Conversion Centered Design exists to help designers create user experiences that drive a single business goal. That might be as simple as clicking to another page or as complex as ensuring a sale or registration on a website. Conversely CDD makes it easy to determine when a design is unsuccessful because it fails to play its part in converting visitors into customers. As with all the things design CDD is a hybrid between art and a science.
The 7 principles of CDD are:-
- Encapsulation: –
Encapsulation is an attention-driven design technique that uses boxes, colors or shading to encase a form or other landing page element with the goal of making it stand out.
2. Contrast and Color: –
Using Contrast is a fairly simple concept that applies across the color spectrum, but is most easily viewed in monochrome. Color can be used to create an emotional response from your visitors. Consider the color wheel, what colors are complementary and which colors contrast? Color opposite each other on the color wheel complement each other and colors opposite contrast.
3. Directional Cues: –
Direction cues are just what’s written on the box: you want to design your website to show visitors what action you’d like them to take. You can do so through arrows, pathways, and directing their line of sight.
4. White Space: –
White space or blank space is a principle in web design overall. Space can be white or another color but the idea is to use spatial positioning to allow your CTA to stand out. Your eye is given one thing to focus on.
5. Urgency and Scarcity: –
Common psychological motivators are the use of urgency (limited time) and scarcity (limited supply). They are simple concepts that can be applied in a number of ways.
6. Try before you buy: –
One of the most common real-world examples of this is when people sneak a quick taste from a bunch of grapes in the supermarket. By opening your product to scrutiny before the purchase, you appear authoritative and credible. This increase trust, and it can be an important factor in boosting conversions.
7. Social Proof: –
The final key to sealing a deal is for the visitor to trust you enough to make the leap of faith required to become a customer. One of the simplest ways to help build that trust is to deliver “social proof” which is simply feedback on how other customers and visitors have felt about your products and service.

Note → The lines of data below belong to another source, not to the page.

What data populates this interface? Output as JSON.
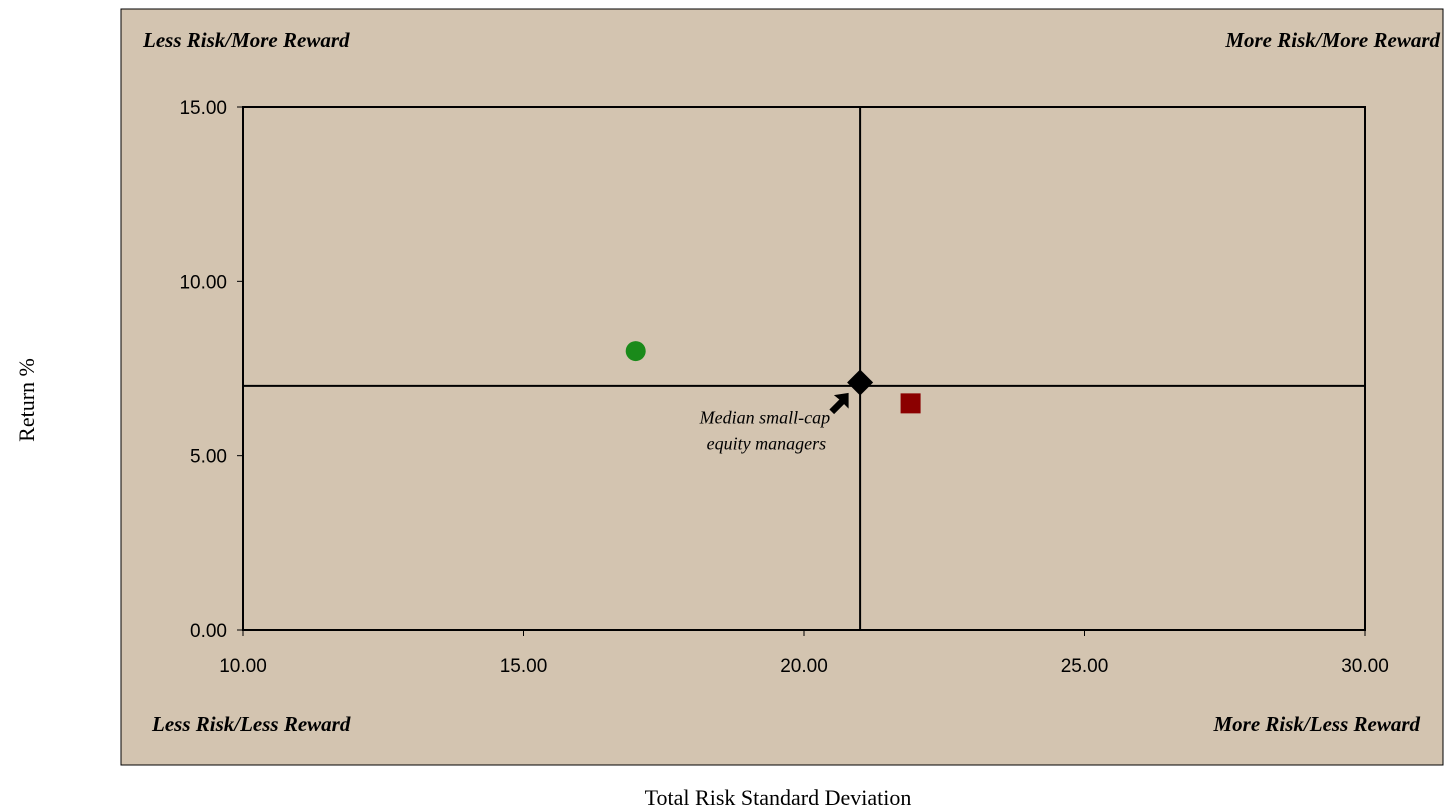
{
  "colors": {
    "background": "#d3c4b0",
    "green_point": "#1a8a1a",
    "red_point": "#8b0000",
    "median_point": "#000000"
  },
  "chart_data": {
    "type": "scatter",
    "xlabel": "Total Risk Standard Deviation",
    "ylabel": "Return %",
    "xlim": [
      10,
      30
    ],
    "ylim": [
      0,
      15
    ],
    "x_ticks": [
      "10.00",
      "15.00",
      "20.00",
      "25.00",
      "30.00"
    ],
    "y_ticks": [
      "0.00",
      "5.00",
      "10.00",
      "15.00"
    ],
    "grid": false,
    "quadrant_lines": {
      "x": 21,
      "y": 7.0
    },
    "quadrant_labels": {
      "top_left": "Less Risk/More Reward",
      "top_right": "More Risk/More Reward",
      "bottom_left": "Less Risk/Less Reward",
      "bottom_right": "More Risk/Less Reward"
    },
    "points": [
      {
        "x": 17.0,
        "y": 8.0,
        "marker": "circle",
        "color": "#1a8a1a"
      },
      {
        "x": 21.0,
        "y": 7.1,
        "marker": "diamond",
        "color": "#000000"
      },
      {
        "x": 21.9,
        "y": 6.5,
        "marker": "square",
        "color": "#8b0000"
      }
    ],
    "annotation": {
      "lines": [
        "Median small-cap",
        "equity managers"
      ],
      "target_x": 21.0,
      "target_y": 7.1
    }
  }
}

All good design principles are closely intertwined. Without the proper hierarchy and prioritizing, you won’t be able to accentuate and highlight the key features. Without correct accents and directions, your hierarchy won’t work, and the website will become confusing and unnavigable. A poor choice of colors and fonts will scare away the target customer before they have a chance to notice any hierarchy or even the product itself. Everything functions together as a whole, and it only works if it was created smartly and lovingly for the good of your users.